I've noted in the past on this Blog the advantages of having something to run while building the larger basement empire. After reading this thread in the modeler forum of Model Railroad Hobbyist magazine (a fine - and free - online publication, I might add) I finally decided to get off my duff and start a small Inglenook Sidings-based switching yard. I've always wanted a portable switching layout to take to shows and exhibitions, and have a hardwood baseboard at 12"x52" that has been lying around for a few years unused. With the larger UP-C&NW pike a number of years away (well... at my pace it is) from being operable I am making the move towards becoming an active operator versus being perpetually stuck in the civil engineering stage.

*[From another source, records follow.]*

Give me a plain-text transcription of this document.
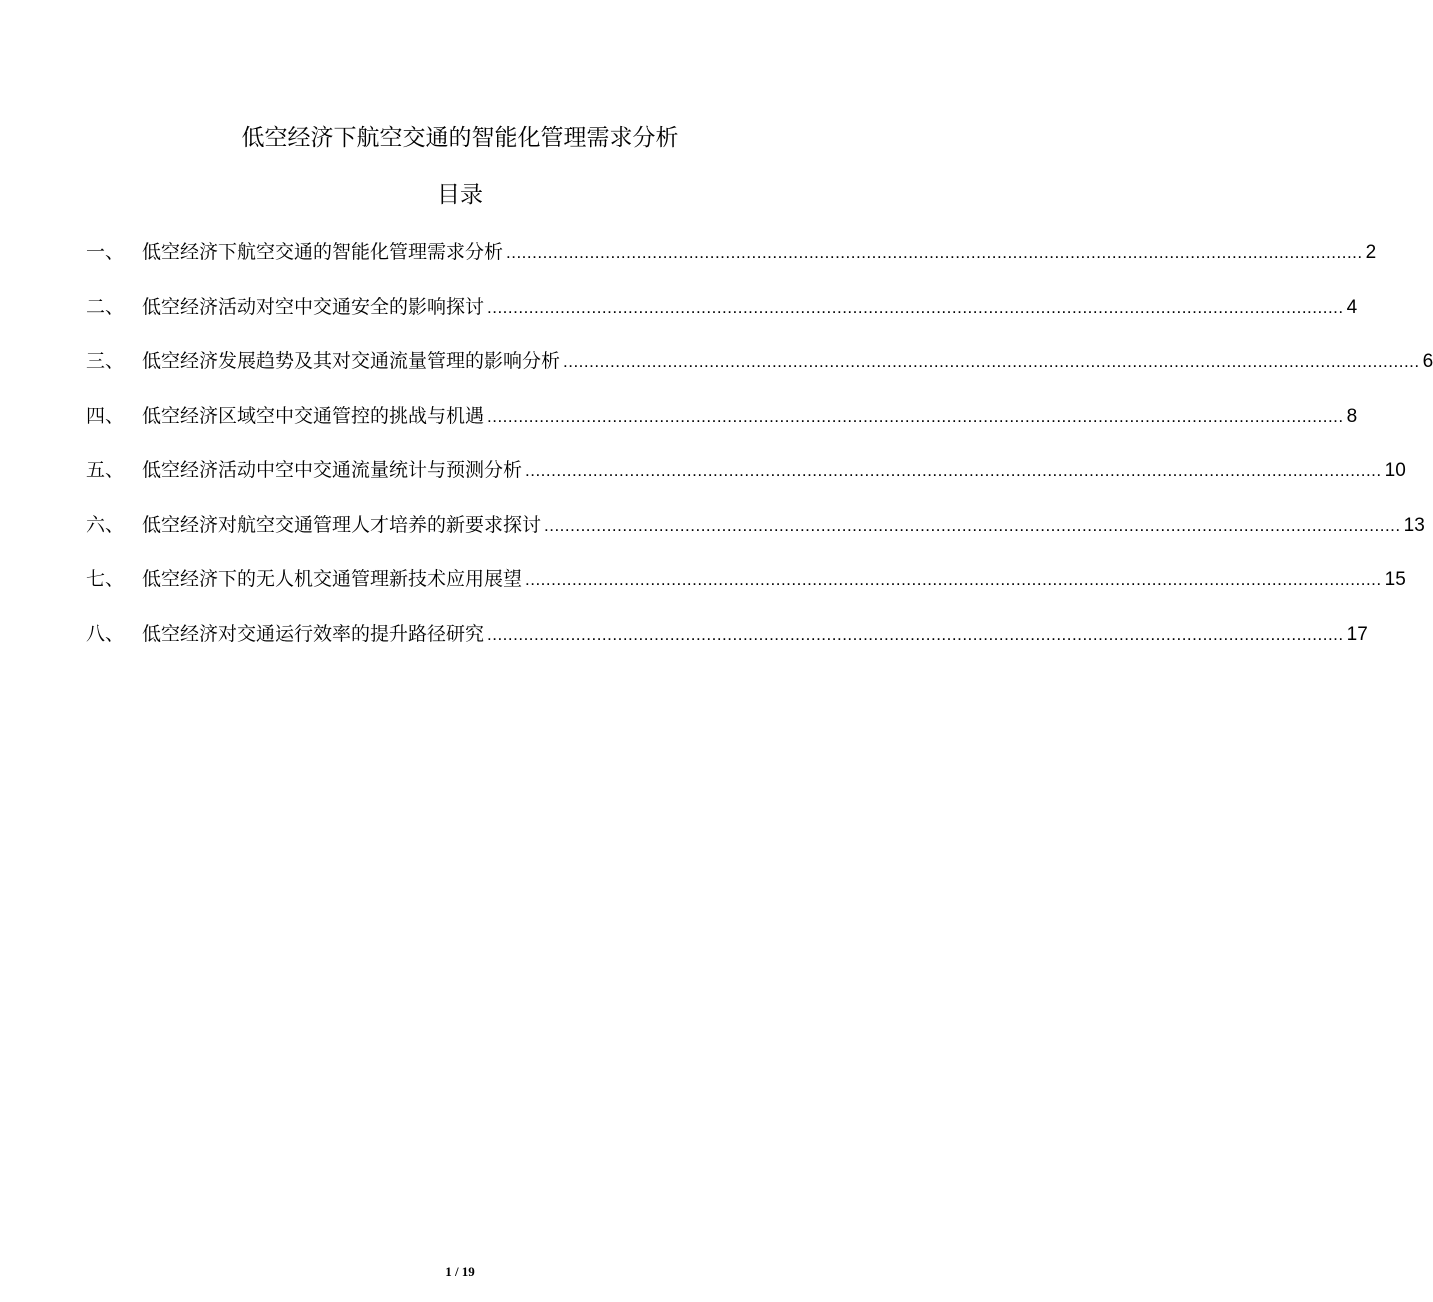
低空经济下航空交通的智能化管理需求分析
目录
一、 低空经济下航空交通的智能化管理需求分析 .................................................................................................................................................................... 2
二、 低空经济活动对空中交通安全的影响探讨 .................................................................................................................................................................... 4
三、 低空经济发展趋势及其对交通流量管理的影响分析 .................................................................................................................................................................... 6
四、 低空经济区域空中交通管控的挑战与机遇 .................................................................................................................................................................... 8
五、 低空经济活动中空中交通流量统计与预测分析 .................................................................................................................................................................... 10
六、 低空经济对航空交通管理人才培养的新要求探讨 .................................................................................................................................................................... 13
七、 低空经济下的无人机交通管理新技术应用展望 .................................................................................................................................................................... 15
八、 低空经济对交通运行效率的提升路径研究 .................................................................................................................................................................... 17
1 / 19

An added bonus is the ability to do some modeling and operating in a different era and with a new prototype than the basement-anchored layout. Well, the Chicago, Milwaukee, St. Paul and Pacific Railroad - aka The Milwaukee Road - isn't really a "new" prototype for me. I grew up in the '70s watching the Milwaukee pass through and switch my family's hometown in north-central South Dakota before the Embargo of Lines West at the turn of the decade. Now armed with a pair of EMD switchers, some MILW rib-sided rolling stock and a smattering of SOO, CNW and other connecting foreign-road equipment I can somewhat relive those idle days of youth with my micro-sized "time-machine." A few Peco code 75 Electrofrog turnouts, a small number of "sticks" of Atlas code 83 flextrack and my NCE PowerCab and we're soon in business.

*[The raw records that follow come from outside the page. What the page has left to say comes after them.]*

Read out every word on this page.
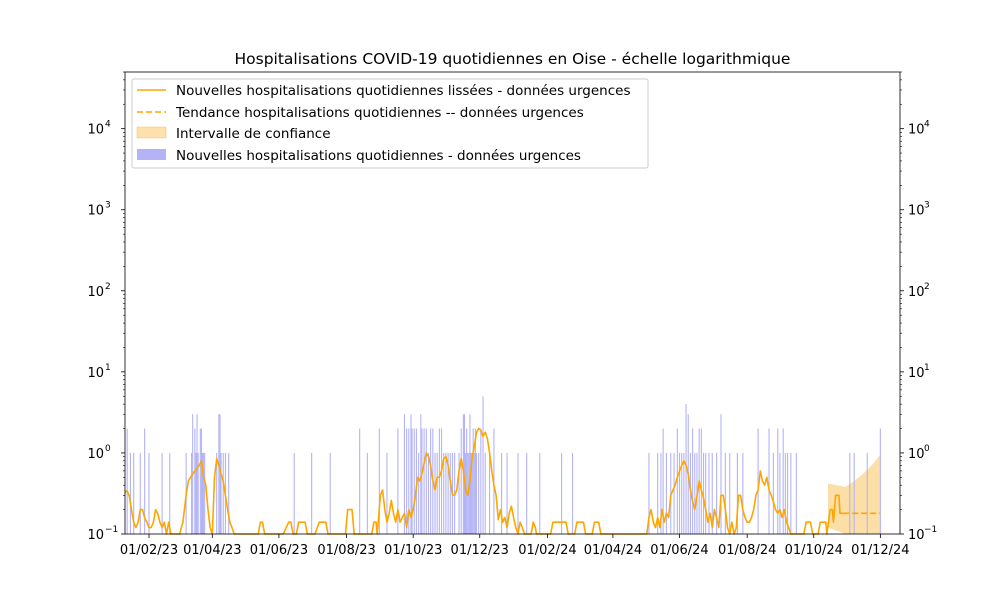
01/02/23 01/04/23 01/06/23 01/08/23 01/10/23 01/12/23 01/02/24 01/04/24 01/06/24 01/08/24 01/10/24 01/12/24
10 −1
10 0
10 1
10 2
10 3
10 4
10 −1
10 0
10 1
10 2
10 3
10 4
Hospitalisations COVID-19 quotidiennes en Oise - échelle logarithmique
Nouvelles hospitalisations quotidiennes lissées - données urgences
Tendance hospitalisations quotidiennes -- données urgences
Intervalle de confiance
Nouvelles hospitalisations quotidiennes - données urgences
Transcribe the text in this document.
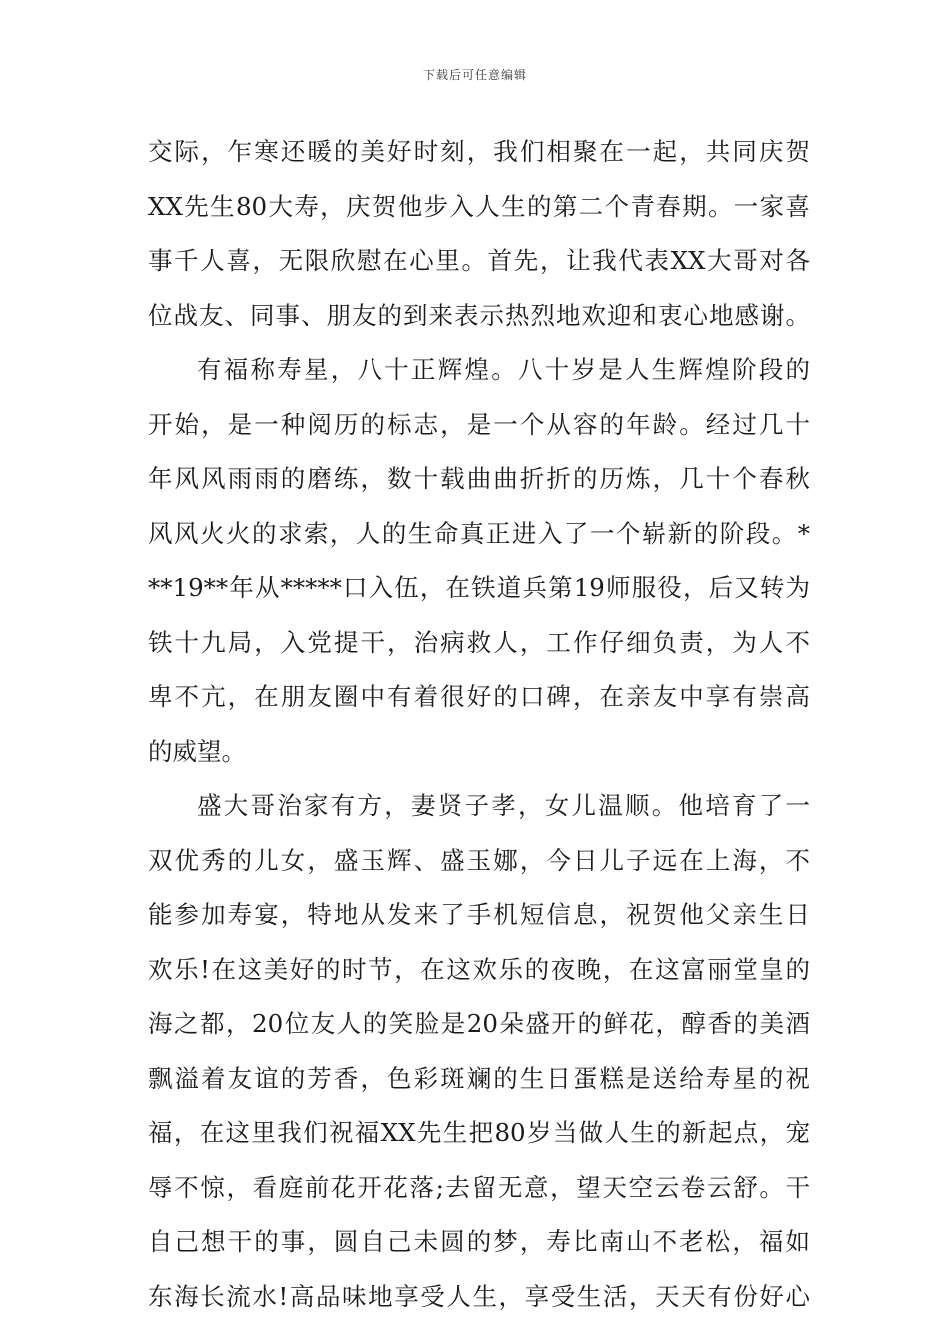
下载后可任意编辑
交际，乍寒还暖的美好时刻，我们相聚在一起，共同庆贺
XX先生80大寿，庆贺他步入人生的第二个青春期。一家喜
事千人喜，无限欣慰在心里。首先，让我代表XX大哥对各
位战友、同事、朋友的到来表示热烈地欢迎和衷心地感谢。
有福称寿星，八十正辉煌。八十岁是人生辉煌阶段的
开始，是一种阅历的标志，是一个从容的年龄。经过几十
年风风雨雨的磨练，数十载曲曲折折的历炼，几十个春秋
风风火火的求索，人的生命真正进入了一个崭新的阶段。*
**19**年从*****口入伍，在铁道兵第19师服役，后又转为
铁十九局，入党提干，治病救人，工作仔细负责，为人不
卑不亢，在朋友圈中有着很好的口碑，在亲友中享有崇高
的威望。
盛大哥治家有方，妻贤子孝，女儿温顺。他培育了一
双优秀的儿女，盛玉辉、盛玉娜，今日儿子远在上海，不
能参加寿宴，特地从发来了手机短信息，祝贺他父亲生日
欢乐!在这美好的时节，在这欢乐的夜晚，在这富丽堂皇的
海之都，20位友人的笑脸是20朵盛开的鲜花，醇香的美酒
飘溢着友谊的芳香，色彩斑斓的生日蛋糕是送给寿星的祝
福，在这里我们祝福XX先生把80岁当做人生的新起点，宠
辱不惊，看庭前花开花落;去留无意，望天空云卷云舒。干
自己想干的事，圆自己未圆的梦，寿比南山不老松，福如
东海长流水!高品味地享受人生，享受生活，天天有份好心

More to come on the Milwaukee's early-'70s era vest pocket yard switcher once it's a bit along. For now just consider the advantages of building something small and portable - whether to hone skills before committing to the larger pike, embrace a smaller budget or to get something operating now when space or available time is at a premium. You can still crack a throttle and move cars around - and quite realistically - within not much more than four-square feet.